しかし、消費者の権利を認めることと、そのようなクレーマー対策を考えるというのはまったく別の問題であり、食品表示を含めた食の安全に対する消費者の権利こそが確立されるべきです。
4、表示の不備に対する申出制度
食品については、表示に不備があった場合に対応するための制度も不十分です。
家庭用品については、不適正表示があった場合には、家庭用品品質表示法10条に基づき、消費者は経済産業大臣に対して申し出ることができ、大臣はこれを調査し措置をとる義務があります。
農林物資の規格不適合、不適正品質表示については、JAS法21条に基づき、消費者は農林水産大臣に対して申し出ることができ、大臣はこれを調査し、措置をとる義務があります。
しかし、食品衛生法や健康増進法に同様の制度は用意されておらず、JAS法に基づく品質表示基準以外の食品で不適切な表示があっても、調査義務が生じません。
すべての不適切な表示について、大臣に調査義務を課し、是正させることができるようにすべきです。
なお、市民・消費者・専門家が集まり、消費者から食の安全にかかわる不具合情報(食による体調不良、購入した食品の腐敗・異臭、偽装された食品、表示の偽装、誇大な宣伝、内部告発など)を知らせてもらい、インターネットに公表するという食の安全・市民ホットライン(http://www.fsafety-info.org/
)を設置していますので、ぜひ利用してください。
5、食品表示一元化の動き
冒頭でも述べたように、食品衛生法、健康増進法、およびJAS法の3つの法律の食品表示にかかわる部分については、消費者庁に移管し、消費者庁では、この3つの法律を食品表示法として一元化するための検討を行っています。

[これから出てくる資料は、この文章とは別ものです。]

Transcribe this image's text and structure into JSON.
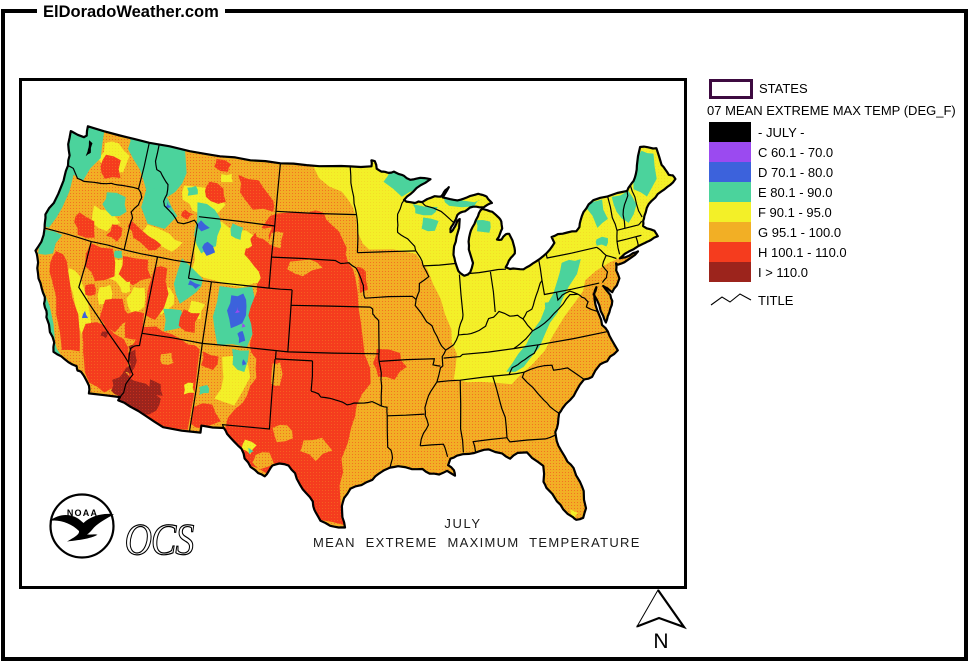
{
  "brand": "ElDoradoWeather.com",
  "map": {
    "caption_line1": "JULY",
    "caption_line2": "MEAN EXTREME MAXIMUM TEMPERATURE",
    "agency": "NOAA",
    "org": "OCS"
  },
  "legend": {
    "states_label": "STATES",
    "states_border_color": "#3d0a40",
    "header": "07 MEAN EXTREME MAX TEMP (DEG_F)",
    "rows": [
      {
        "key": "JULY",
        "label": "- JULY -",
        "color": "#000000"
      },
      {
        "key": "C",
        "label": "C 60.1 - 70.0",
        "color": "#9b4af0"
      },
      {
        "key": "D",
        "label": "D 70.1 - 80.0",
        "color": "#3c62dc"
      },
      {
        "key": "E",
        "label": "E 80.1 - 90.0",
        "color": "#4bd39c"
      },
      {
        "key": "F",
        "label": "F 90.1 - 95.0",
        "color": "#f3f028"
      },
      {
        "key": "G",
        "label": "G 95.1 - 100.0",
        "color": "#f2af25"
      },
      {
        "key": "H",
        "label": "H 100.1 - 110.0",
        "color": "#f53c1e"
      },
      {
        "key": "I",
        "label": "I > 110.0",
        "color": "#9c241c"
      }
    ],
    "title_label": "TITLE"
  },
  "compass": {
    "label": "N"
  },
  "palette": {
    "C": "#9b4af0",
    "D": "#3c62dc",
    "E": "#4bd39c",
    "F": "#f3f028",
    "G": "#f2af25",
    "H": "#f53c1e",
    "I": "#9c241c"
  }
}
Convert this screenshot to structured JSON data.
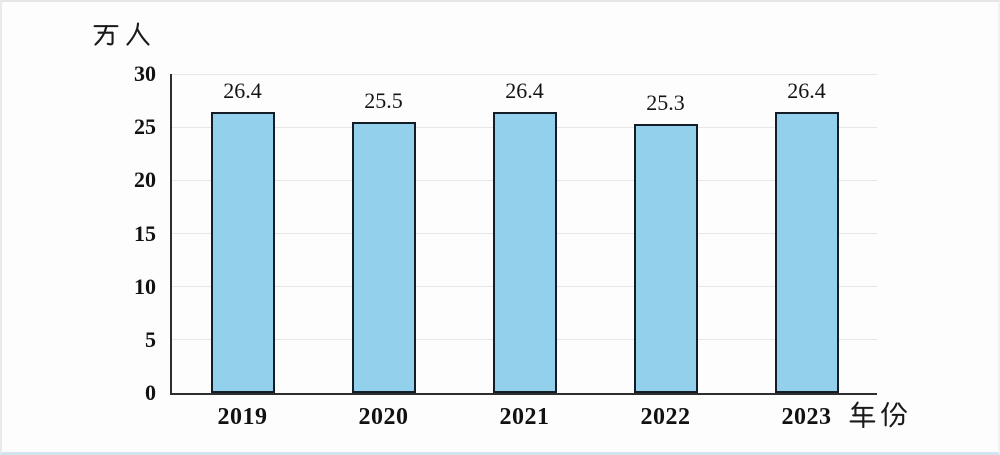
{
  "chart_data": {
    "type": "bar",
    "title": "",
    "ylabel": "万人",
    "xlabel": "年份",
    "categories": [
      "2019",
      "2020",
      "2021",
      "2022",
      "2023"
    ],
    "values": [
      26.4,
      25.5,
      26.4,
      25.3,
      26.4
    ],
    "value_labels": [
      "26.4",
      "25.5",
      "26.4",
      "25.3",
      "26.4"
    ],
    "ylim": [
      0,
      30
    ],
    "yticks": [
      0,
      5,
      10,
      15,
      20,
      25,
      30
    ],
    "grid": true,
    "legend": "none",
    "colors": {
      "bar_fill": "#93d0ec",
      "bar_border": "#141c28",
      "axis": "#2e2e2e",
      "gridline": "#e7e7e7",
      "text": "#111111",
      "background": "#fdfdfd"
    }
  }
}
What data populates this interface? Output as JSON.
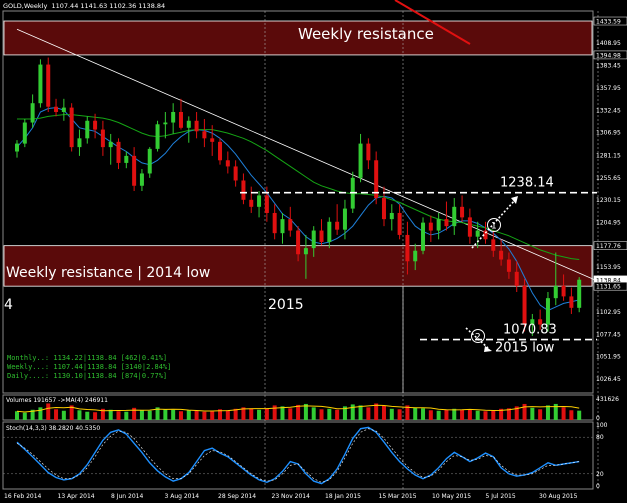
{
  "header": {
    "symbol": "GOLD,Weekly",
    "ohlc": "1107.44 1141.63 1102.36 1138.84"
  },
  "zones": [
    {
      "label": "Weekly resistance",
      "top": 1433.59,
      "bottom": 1394.98
    },
    {
      "label": "Weekly resistance | 2014 low",
      "top": 1177.76,
      "bottom": 1131.65
    }
  ],
  "annotations": {
    "level_high": "1238.14",
    "level_low": "1070.83",
    "low_label": "2015 low",
    "marker_1": "1",
    "marker_2": "2",
    "year_label": "2015",
    "prev_year_fragment": "4"
  },
  "indicators_text": [
    "Monthly..: 1134.22|1138.84 [462|0.41%]",
    "Weekly...: 1107.44|1138.84 [3140|2.84%]",
    "Daily....: 1130.10|1138.84 [874|0.77%]"
  ],
  "volume_panel": {
    "label": "Volumes 191657 ->MA(4) 246911",
    "scale_top": "431626",
    "scale_zero": "0"
  },
  "stoch_panel": {
    "label": "Stoch(14,3,3) 38.2820 40.5350",
    "levels": [
      "100",
      "80",
      "20",
      "0"
    ]
  },
  "price_axis": [
    "1433.59",
    "1408.95",
    "1394.98",
    "1383.45",
    "1357.95",
    "1332.45",
    "1306.95",
    "1281.15",
    "1255.65",
    "1230.15",
    "1204.95",
    "1177.76",
    "1153.95",
    "1138.84",
    "1131.65",
    "1102.95",
    "1077.45",
    "1051.95",
    "1026.45"
  ],
  "time_axis": [
    "16 Feb 2014",
    "13 Apr 2014",
    "8 Jun 2014",
    "3 Aug 2014",
    "28 Sep 2014",
    "23 Nov 2014",
    "18 Jan 2015",
    "15 Mar 2015",
    "10 May 2015",
    "5 Jul 2015",
    "30 Aug 2015"
  ],
  "colors": {
    "bull": "#33cc33",
    "bear": "#e01010",
    "zone": "#5a0a0a",
    "ma_fast": "#1e7fd8",
    "ma_slow": "#15a515",
    "trend": "#ffffff",
    "stoch": "#1e90ff"
  },
  "chart_data": {
    "type": "candlestick",
    "timeframe": "weekly",
    "ylim": [
      1010,
      1445
    ],
    "candles": [
      [
        1285,
        1298,
        1278,
        1294
      ],
      [
        1294,
        1322,
        1290,
        1318
      ],
      [
        1318,
        1350,
        1312,
        1340
      ],
      [
        1340,
        1390,
        1335,
        1384
      ],
      [
        1384,
        1392,
        1330,
        1336
      ],
      [
        1336,
        1345,
        1325,
        1330
      ],
      [
        1330,
        1345,
        1320,
        1335
      ],
      [
        1335,
        1340,
        1285,
        1290
      ],
      [
        1290,
        1310,
        1280,
        1300
      ],
      [
        1300,
        1325,
        1294,
        1320
      ],
      [
        1320,
        1328,
        1300,
        1310
      ],
      [
        1310,
        1320,
        1280,
        1290
      ],
      [
        1290,
        1305,
        1270,
        1296
      ],
      [
        1296,
        1300,
        1265,
        1272
      ],
      [
        1272,
        1285,
        1266,
        1280
      ],
      [
        1280,
        1290,
        1240,
        1246
      ],
      [
        1246,
        1265,
        1240,
        1260
      ],
      [
        1260,
        1290,
        1255,
        1288
      ],
      [
        1288,
        1320,
        1285,
        1316
      ],
      [
        1316,
        1330,
        1300,
        1318
      ],
      [
        1318,
        1340,
        1305,
        1330
      ],
      [
        1330,
        1345,
        1310,
        1312
      ],
      [
        1312,
        1325,
        1295,
        1320
      ],
      [
        1320,
        1330,
        1300,
        1308
      ],
      [
        1308,
        1322,
        1290,
        1300
      ],
      [
        1300,
        1315,
        1280,
        1296
      ],
      [
        1296,
        1300,
        1270,
        1275
      ],
      [
        1275,
        1285,
        1260,
        1268
      ],
      [
        1268,
        1275,
        1245,
        1252
      ],
      [
        1252,
        1260,
        1225,
        1230
      ],
      [
        1230,
        1245,
        1215,
        1222
      ],
      [
        1222,
        1240,
        1210,
        1235
      ],
      [
        1235,
        1245,
        1205,
        1215
      ],
      [
        1215,
        1225,
        1185,
        1192
      ],
      [
        1192,
        1215,
        1180,
        1208
      ],
      [
        1208,
        1222,
        1188,
        1195
      ],
      [
        1195,
        1200,
        1160,
        1168
      ],
      [
        1168,
        1190,
        1140,
        1175
      ],
      [
        1175,
        1200,
        1165,
        1195
      ],
      [
        1195,
        1208,
        1178,
        1182
      ],
      [
        1182,
        1210,
        1175,
        1205
      ],
      [
        1205,
        1225,
        1190,
        1196
      ],
      [
        1196,
        1230,
        1185,
        1220
      ],
      [
        1220,
        1262,
        1215,
        1255
      ],
      [
        1255,
        1305,
        1250,
        1294
      ],
      [
        1294,
        1300,
        1265,
        1275
      ],
      [
        1275,
        1285,
        1225,
        1232
      ],
      [
        1232,
        1245,
        1200,
        1208
      ],
      [
        1208,
        1225,
        1195,
        1215
      ],
      [
        1215,
        1225,
        1185,
        1190
      ],
      [
        1190,
        1205,
        1145,
        1160
      ],
      [
        1160,
        1180,
        1150,
        1172
      ],
      [
        1172,
        1210,
        1168,
        1204
      ],
      [
        1204,
        1212,
        1182,
        1195
      ],
      [
        1195,
        1215,
        1185,
        1208
      ],
      [
        1208,
        1228,
        1195,
        1200
      ],
      [
        1200,
        1232,
        1190,
        1222
      ],
      [
        1222,
        1235,
        1205,
        1210
      ],
      [
        1210,
        1220,
        1180,
        1188
      ],
      [
        1188,
        1205,
        1175,
        1195
      ],
      [
        1195,
        1205,
        1180,
        1185
      ],
      [
        1185,
        1195,
        1165,
        1172
      ],
      [
        1172,
        1185,
        1155,
        1162
      ],
      [
        1162,
        1170,
        1140,
        1148
      ],
      [
        1148,
        1160,
        1125,
        1132
      ],
      [
        1132,
        1140,
        1080,
        1088
      ],
      [
        1088,
        1100,
        1075,
        1094
      ],
      [
        1094,
        1105,
        1082,
        1088
      ],
      [
        1088,
        1125,
        1080,
        1118
      ],
      [
        1118,
        1170,
        1110,
        1132
      ],
      [
        1132,
        1145,
        1115,
        1120
      ],
      [
        1120,
        1130,
        1100,
        1107
      ],
      [
        1107,
        1142,
        1102,
        1139
      ]
    ],
    "series": [
      {
        "name": "MA fast",
        "values": [
          1290,
          1300,
          1312,
          1330,
          1334,
          1335,
          1332,
          1322,
          1312,
          1310,
          1308,
          1302,
          1296,
          1290,
          1285,
          1278,
          1272,
          1270,
          1275,
          1283,
          1294,
          1302,
          1308,
          1310,
          1309,
          1306,
          1300,
          1292,
          1282,
          1270,
          1258,
          1248,
          1238,
          1226,
          1214,
          1208,
          1198,
          1188,
          1182,
          1180,
          1182,
          1186,
          1192,
          1200,
          1212,
          1224,
          1232,
          1234,
          1232,
          1225,
          1212,
          1200,
          1194,
          1190,
          1192,
          1197,
          1203,
          1206,
          1206,
          1203,
          1198,
          1192,
          1184,
          1174,
          1160,
          1142,
          1124,
          1110,
          1104,
          1108,
          1112,
          1114,
          1116
        ]
      },
      {
        "name": "MA slow",
        "values": [
          1322,
          1322,
          1322,
          1323,
          1325,
          1326,
          1327,
          1327,
          1326,
          1325,
          1324,
          1323,
          1321,
          1318,
          1314,
          1310,
          1306,
          1303,
          1302,
          1303,
          1305,
          1307,
          1309,
          1310,
          1310,
          1310,
          1308,
          1306,
          1303,
          1300,
          1296,
          1291,
          1286,
          1280,
          1274,
          1268,
          1262,
          1256,
          1250,
          1246,
          1243,
          1240,
          1238,
          1237,
          1237,
          1236,
          1235,
          1233,
          1230,
          1227,
          1223,
          1219,
          1215,
          1211,
          1208,
          1206,
          1205,
          1204,
          1202,
          1200,
          1198,
          1195,
          1192,
          1189,
          1185,
          1181,
          1177,
          1173,
          1170,
          1167,
          1165,
          1163,
          1162
        ]
      }
    ],
    "trend_line": {
      "start": [
        0,
        1390
      ],
      "end": [
        75,
        1135
      ]
    },
    "horizontal_levels": [
      1238.14,
      1070.83
    ],
    "volumes": [
      180,
      150,
      210,
      260,
      340,
      220,
      190,
      300,
      200,
      170,
      160,
      230,
      210,
      180,
      170,
      250,
      200,
      190,
      260,
      220,
      210,
      180,
      200,
      190,
      170,
      180,
      220,
      200,
      230,
      260,
      240,
      210,
      230,
      300,
      280,
      240,
      310,
      330,
      260,
      220,
      230,
      210,
      280,
      320,
      300,
      260,
      340,
      290,
      230,
      220,
      300,
      250,
      240,
      200,
      190,
      210,
      230,
      210,
      220,
      190,
      180,
      190,
      230,
      240,
      280,
      330,
      250,
      220,
      300,
      330,
      260,
      200,
      192
    ],
    "stoch": [
      {
        "name": "%K",
        "values": [
          72,
          60,
          48,
          35,
          22,
          14,
          10,
          12,
          20,
          35,
          55,
          75,
          88,
          92,
          85,
          70,
          55,
          38,
          25,
          15,
          8,
          12,
          22,
          40,
          58,
          62,
          54,
          48,
          38,
          28,
          18,
          10,
          6,
          12,
          24,
          40,
          36,
          20,
          8,
          4,
          12,
          28,
          52,
          78,
          94,
          96,
          88,
          72,
          55,
          40,
          28,
          18,
          12,
          18,
          30,
          45,
          55,
          48,
          40,
          46,
          54,
          48,
          30,
          20,
          16,
          18,
          22,
          30,
          38,
          34,
          36,
          38,
          40
        ]
      },
      {
        "name": "%D",
        "values": [
          70,
          62,
          52,
          40,
          28,
          18,
          12,
          12,
          18,
          30,
          48,
          68,
          82,
          90,
          88,
          78,
          62,
          46,
          32,
          20,
          12,
          12,
          20,
          35,
          50,
          58,
          56,
          50,
          40,
          30,
          20,
          12,
          8,
          10,
          20,
          34,
          36,
          24,
          12,
          6,
          10,
          24,
          46,
          70,
          88,
          94,
          90,
          78,
          62,
          46,
          32,
          22,
          14,
          16,
          26,
          40,
          50,
          48,
          42,
          44,
          50,
          48,
          34,
          24,
          18,
          18,
          20,
          27,
          34,
          34,
          36,
          38,
          40
        ]
      }
    ]
  }
}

しかし、食品表示を規制する法律は、この三法だけではありません。景品表示法(1962年・不当景品類及び不当表示防止法)では、不当表示について一般消費者の利益を保護することを目的としており、たとえば、ほとんどがカラマンシーというかんきつ類の果汁なのに「シークヮーサー・ジュース」と表示したことを景表法違反として、公正取引委員会が製造販売業者に排除命令を出したというような事例があります。
その他にも、牛トレーサビリティ法、計量法、容器包装リサイクル法(1995年・容器包装に係る分別収集及び再商品化の促進等に関する法律)、家庭用品品質表示法(1962年)、米トレーサビリティ法(2009)、酒税法及び酒税の保全及び酒類業組合等に関する法律(1953年・最終改正2011年)など、食品表示に関する規制があります。
このような複雑な表示制度では、消費者の安全の権利、知る権利、選択の権利、食品安全行政への参加の権利を保障できる食品表示とはなりえません。
私が代表を務める食の安全・監視市民委員会では、主婦連合会と合同で、2011年3月に、「食品表示法案要綱案」を作成し、消費者庁に提出しました
。
この要綱案により、消費者の食品選択に必要な情報を、誤認がないような適正な表示により、消費者の権利を守ることを目的とし、抜本的に食品表示を見直すことを提案しています。
( 本稿は、2012年3月2日に行われた神山美智子理事による食品表示制度の勉強会の内容を広報委員会で構成したものです。)
runより:さすが世界に通用しないと言われるJAS法ですね。
アレルギー患者のコンタミネーションとか当たり前の先進国ってどうよ?と思います。